Protecting migrants

Friday, 25 November 2016 00:00 -     - {{hitsCtrl.values.hits}}

Globally, there are 67.1 million domestic workers, of whom 11.5 million are international migrants. Around 8.5 million or 73.4% of all migrant domestic workers are women and nearly a quarter of them are from the Asia Pacific. Just a few days ago a second Sri Lankan woman who was sentenced to death in the Middle East returned home thanks to the intervention of the Government and while this effort must be lauded, especially since it was done with minimum publicity, there are still safeguards that can be put in place to protect people. 

All States have the sovereign right to develop their own policies on labour migration. International labour standards and other international instruments, as well as non-binding guidelines, play an important role in shaping policies that are fair, effective and coherent.

Domestic workers remain excluded, in total or in part, from the coverage of labour law, and hence are particularly vulnerable to exploitation and abuse. Additional law and policy challenges relate to the situation of migrant domestic workers, as the latter are at the cross roads of two sovereign countries which often have divergent interests and policy objectives. 

Addressing these challenges requires targeted legislative and policy initiatives by both countries of origin and destination for migrant domestic workers. Governments use a variety of institutional arrangements to actualise the principles and stipulations enshrined in their foreign employment policies. These include setting up labour desks at international airports, introducing complaint mechanisms, appointing labour attachés and establishing pre-departure training, welfare funds, rehabilitation centers and employment offices for returnees.

These arrangements are sometimes ineffective owing to budgetary constraints that restrict the ability of countries of origin to set up consular representations abroad with the capacity to follow through on the policy, lack of coherence among line ministries responsible of different aspects of migration such as between ministries of foreign affairs and ministries of foreign employment, the absence of bilateral labour agreements (BLAs) or memoranda of understanding (MoUs) to extend the application of these policies to a foreign country, and a general focus on placement rather than protection. 

Where BLAs and MoUs are in place, they facilitate labour market access rather than provide protection to workers. Also, BLAs do not specifically consider gender, use gender-neutral terminology or address the specific vulnerability of female migrant workers. Bilateral agreements frequently include a model employment contract which regulates some aspects of employment (e.g. contract period, travel expenses, wages, accommodation, medical care and annual leave) but these typically fall short of international labour standards and do not necessarily have the force of the law. Model contracts are negotiated with particular countries of origin, each resulting in a different wage level.

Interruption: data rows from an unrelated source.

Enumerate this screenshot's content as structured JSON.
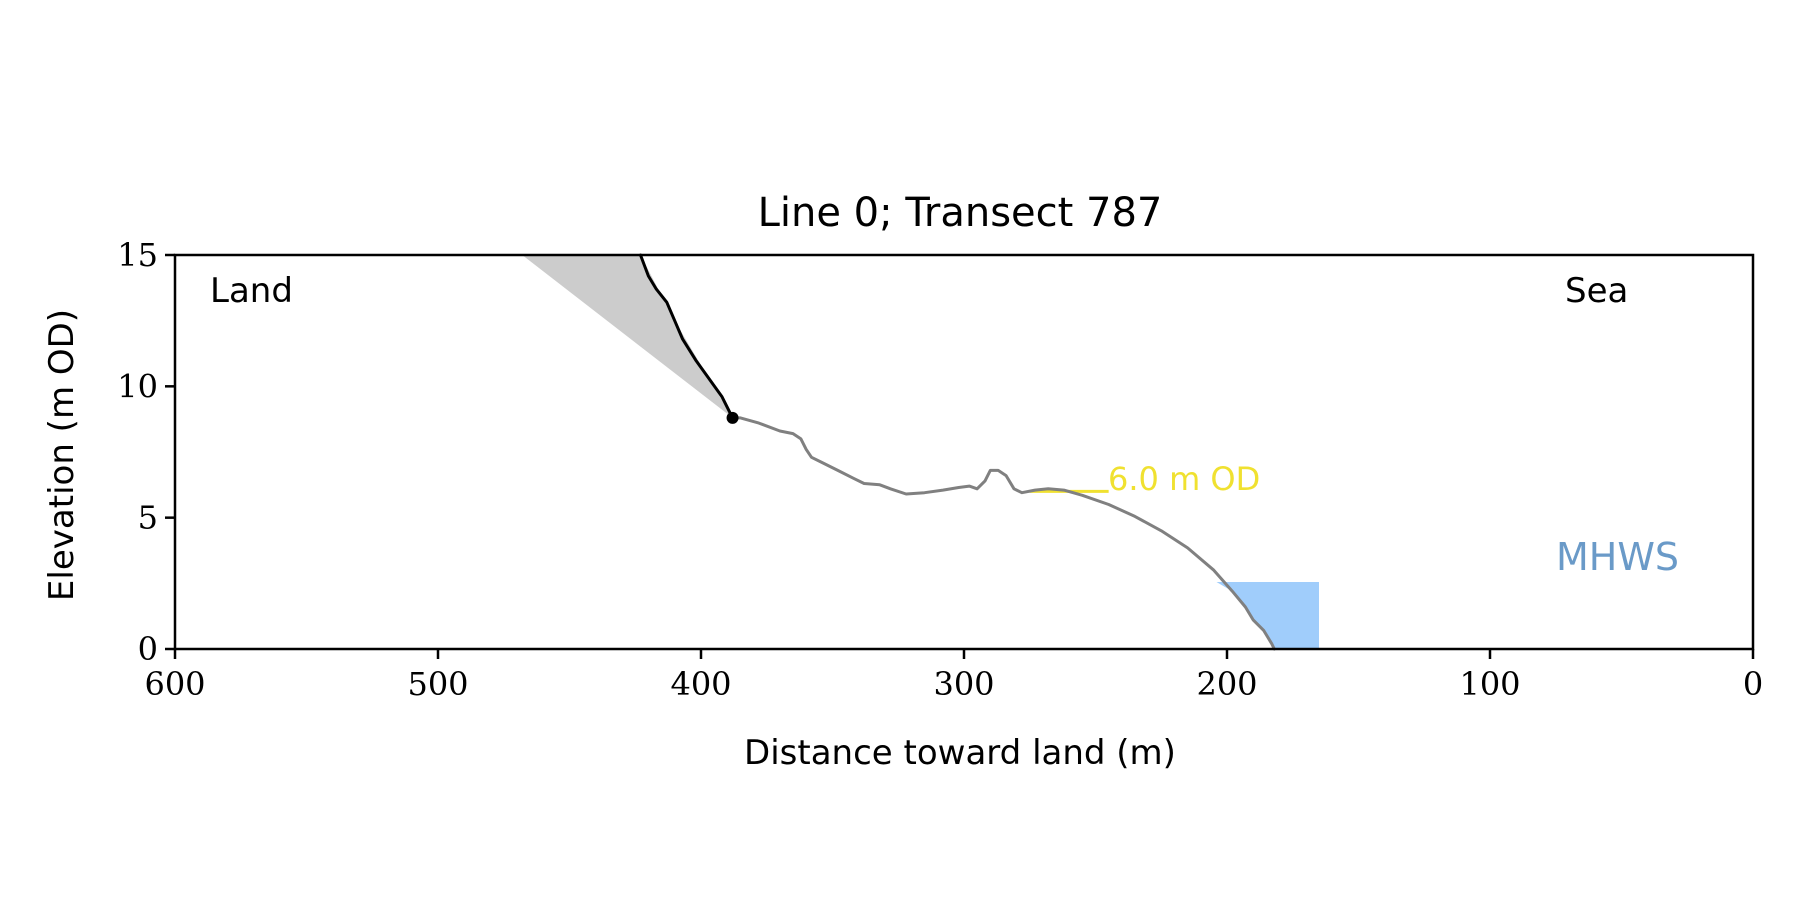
{
  "chart_data": {
    "type": "line",
    "title": "Line 0; Transect 787",
    "xlabel": "Distance toward land (m)",
    "ylabel": "Elevation (m OD)",
    "xlim": [
      600,
      0
    ],
    "ylim": [
      0,
      15
    ],
    "x_ticks": [
      600,
      500,
      400,
      300,
      200,
      100,
      0
    ],
    "y_ticks": [
      0,
      5,
      10,
      15
    ],
    "grid": false,
    "corner_labels": {
      "left": "Land",
      "right": "Sea"
    },
    "series": [
      {
        "role": "profile",
        "color": "#808080",
        "points": [
          [
            388,
            8.8
          ],
          [
            385,
            8.8
          ],
          [
            378,
            8.6
          ],
          [
            370,
            8.3
          ],
          [
            365,
            8.2
          ],
          [
            362,
            8.0
          ],
          [
            360,
            7.6
          ],
          [
            358,
            7.3
          ],
          [
            354,
            7.1
          ],
          [
            348,
            6.8
          ],
          [
            342,
            6.5
          ],
          [
            338,
            6.3
          ],
          [
            332,
            6.25
          ],
          [
            328,
            6.1
          ],
          [
            322,
            5.9
          ],
          [
            315,
            5.95
          ],
          [
            308,
            6.05
          ],
          [
            302,
            6.15
          ],
          [
            298,
            6.2
          ],
          [
            295,
            6.1
          ],
          [
            292,
            6.4
          ],
          [
            290,
            6.8
          ],
          [
            287,
            6.8
          ],
          [
            284,
            6.6
          ],
          [
            281,
            6.1
          ],
          [
            278,
            5.95
          ],
          [
            273,
            6.05
          ],
          [
            268,
            6.1
          ],
          [
            262,
            6.05
          ],
          [
            255,
            5.85
          ],
          [
            245,
            5.5
          ],
          [
            235,
            5.05
          ],
          [
            225,
            4.5
          ],
          [
            215,
            3.85
          ],
          [
            205,
            3.0
          ],
          [
            198,
            2.2
          ],
          [
            193,
            1.6
          ],
          [
            190,
            1.1
          ],
          [
            186,
            0.7
          ],
          [
            183,
            0.2
          ],
          [
            182,
            0.0
          ]
        ]
      },
      {
        "role": "cliff",
        "color": "#000000",
        "points": [
          [
            423,
            15.0
          ],
          [
            420,
            14.2
          ],
          [
            417,
            13.7
          ],
          [
            413,
            13.2
          ],
          [
            410,
            12.5
          ],
          [
            407,
            11.8
          ],
          [
            402,
            11.0
          ],
          [
            397,
            10.3
          ],
          [
            392,
            9.6
          ],
          [
            388,
            8.8
          ]
        ]
      }
    ],
    "markers": [
      {
        "label": "cliff toe",
        "x": 388,
        "y": 8.8,
        "color": "#000000"
      }
    ],
    "shaded_areas": [
      {
        "label": "cliff wedge",
        "color": "#cccccc",
        "polygon": [
          [
            468,
            15.0
          ],
          [
            423,
            15.0
          ],
          [
            410,
            12.5
          ],
          [
            397,
            10.3
          ],
          [
            388,
            8.8
          ]
        ]
      },
      {
        "label": "MHWS box",
        "color": "#a0cdfb",
        "polygon": [
          [
            165,
            2.55
          ],
          [
            204,
            2.55
          ],
          [
            198,
            2.2
          ],
          [
            193,
            1.6
          ],
          [
            190,
            1.1
          ],
          [
            186,
            0.7
          ],
          [
            183,
            0.2
          ],
          [
            182,
            0.0
          ],
          [
            165,
            0.0
          ]
        ]
      }
    ],
    "annotations": [
      {
        "text": "6.0 m OD",
        "color": "#f0e130",
        "line_x": [
          275,
          245
        ],
        "y": 6.0
      },
      {
        "text": "MHWS",
        "color": "#6a9ac8",
        "x": 52,
        "y": 3.4
      }
    ]
  }
}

This creates wage gaps and discrimination in treatment between workers of different nationalities.

Adequate institutional capacity and inter-ministerial coordination (especially between the ministry of labour and the ministry responsible for foreign employment) is essential to protect citizens working abroad. To facilitate coordination between these two ministries and other relevant stakeholders, migration is mainstreamed into the work of national committees on human trafficking, or national women’s commissions. These commissions are policy platforms bringing together all the relevant stakeholders to identify policy problems and corresponding solutions in a concerted manner. These mechanisms are only effective to the extent that they reflect the priorities of migrant domestic workers. The participation of workers’ organisations in these platforms is instrumental in channelling those priorities.